En réponse à Andreas Johansson <[log in to unmask]>:

> I shan't claim I'm into philosophy, but the question that strikes me at
> some
> point during this kind of discussion is this: Why does something's
> unreasonableness prove its non-existence?

It doesn't. But at this stage of Descartes's thought, anything that is doubtful
(and something unreasonable *is* doubtful) must be thrown away as unfit for a
good first postulate of the philosophy. It doesn't mean that it doesn't exist
(indeed later in the Méditations Descartes "proves" the existence of the
world), only that it cannot be used *at this point of the discussion*. In
short, anything we're not 100% sure that it does actually exist, we don't use
it, and we pretend, at least for a while, that it doesn't exist, so that we
don't get tempted to add doubtful postulates to our philosophy.
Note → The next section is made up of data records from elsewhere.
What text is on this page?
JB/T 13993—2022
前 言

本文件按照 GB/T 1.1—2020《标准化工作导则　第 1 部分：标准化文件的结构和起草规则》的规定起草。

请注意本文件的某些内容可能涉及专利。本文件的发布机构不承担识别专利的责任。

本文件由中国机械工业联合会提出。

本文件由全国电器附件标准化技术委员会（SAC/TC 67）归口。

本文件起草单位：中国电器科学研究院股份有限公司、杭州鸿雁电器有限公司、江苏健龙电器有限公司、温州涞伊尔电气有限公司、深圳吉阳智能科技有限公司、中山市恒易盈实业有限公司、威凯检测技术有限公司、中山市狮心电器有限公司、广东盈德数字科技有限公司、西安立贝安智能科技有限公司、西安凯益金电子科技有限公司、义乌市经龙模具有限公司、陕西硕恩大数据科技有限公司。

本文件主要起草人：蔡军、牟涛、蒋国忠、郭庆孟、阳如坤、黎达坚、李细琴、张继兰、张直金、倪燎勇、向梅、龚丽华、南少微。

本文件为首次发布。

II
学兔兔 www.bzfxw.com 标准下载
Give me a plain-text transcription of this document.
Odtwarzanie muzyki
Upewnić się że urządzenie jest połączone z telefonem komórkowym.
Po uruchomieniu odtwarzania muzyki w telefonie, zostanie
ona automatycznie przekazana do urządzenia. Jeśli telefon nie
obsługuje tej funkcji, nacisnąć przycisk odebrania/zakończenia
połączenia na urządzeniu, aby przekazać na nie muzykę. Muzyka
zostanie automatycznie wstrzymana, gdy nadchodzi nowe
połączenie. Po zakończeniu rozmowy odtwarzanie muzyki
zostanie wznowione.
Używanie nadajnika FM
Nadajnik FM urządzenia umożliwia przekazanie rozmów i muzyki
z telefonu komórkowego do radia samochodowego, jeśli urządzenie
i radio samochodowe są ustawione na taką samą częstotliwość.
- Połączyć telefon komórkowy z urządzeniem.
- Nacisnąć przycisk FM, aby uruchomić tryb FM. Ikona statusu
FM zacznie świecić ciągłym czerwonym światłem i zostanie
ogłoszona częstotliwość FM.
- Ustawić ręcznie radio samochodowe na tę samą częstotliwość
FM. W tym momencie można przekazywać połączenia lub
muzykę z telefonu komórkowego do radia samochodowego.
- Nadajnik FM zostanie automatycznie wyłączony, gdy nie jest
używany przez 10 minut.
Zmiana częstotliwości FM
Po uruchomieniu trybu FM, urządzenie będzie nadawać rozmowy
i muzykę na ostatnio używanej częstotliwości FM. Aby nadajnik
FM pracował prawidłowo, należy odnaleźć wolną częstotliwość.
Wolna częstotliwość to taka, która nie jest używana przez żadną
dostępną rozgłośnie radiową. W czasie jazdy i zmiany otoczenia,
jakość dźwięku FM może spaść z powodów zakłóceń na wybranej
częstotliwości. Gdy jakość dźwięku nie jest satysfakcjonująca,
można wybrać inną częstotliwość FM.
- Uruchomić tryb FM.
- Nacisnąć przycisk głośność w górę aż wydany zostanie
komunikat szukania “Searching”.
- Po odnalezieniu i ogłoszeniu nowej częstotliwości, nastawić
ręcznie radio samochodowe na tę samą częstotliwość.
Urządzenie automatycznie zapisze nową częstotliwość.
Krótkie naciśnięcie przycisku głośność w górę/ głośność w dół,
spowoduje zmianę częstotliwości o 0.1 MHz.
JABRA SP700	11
Fair game I'd
say :)) .

 What forces reality to obey
> logic,
> to be coherent?

Nothing of course (and this is also a point against Descartes in his following
meditations). But this is irrelevant in his first meditation, since his only
point then is to find a stable stone on which to lay the foundations of his
philosophy. Whether reality is coherent or not is not the point. The point is
whether we are sure beyond any doubt that something we take for real actually
is. Who says it's no illusion, whether coherent or not? If you cannot prove
already that it's no illusion, then you cannot use it, because anything that
follows from it will suffer from the same shadow of doubt.


Take your life as a movie: do not let anybody else play the leading role.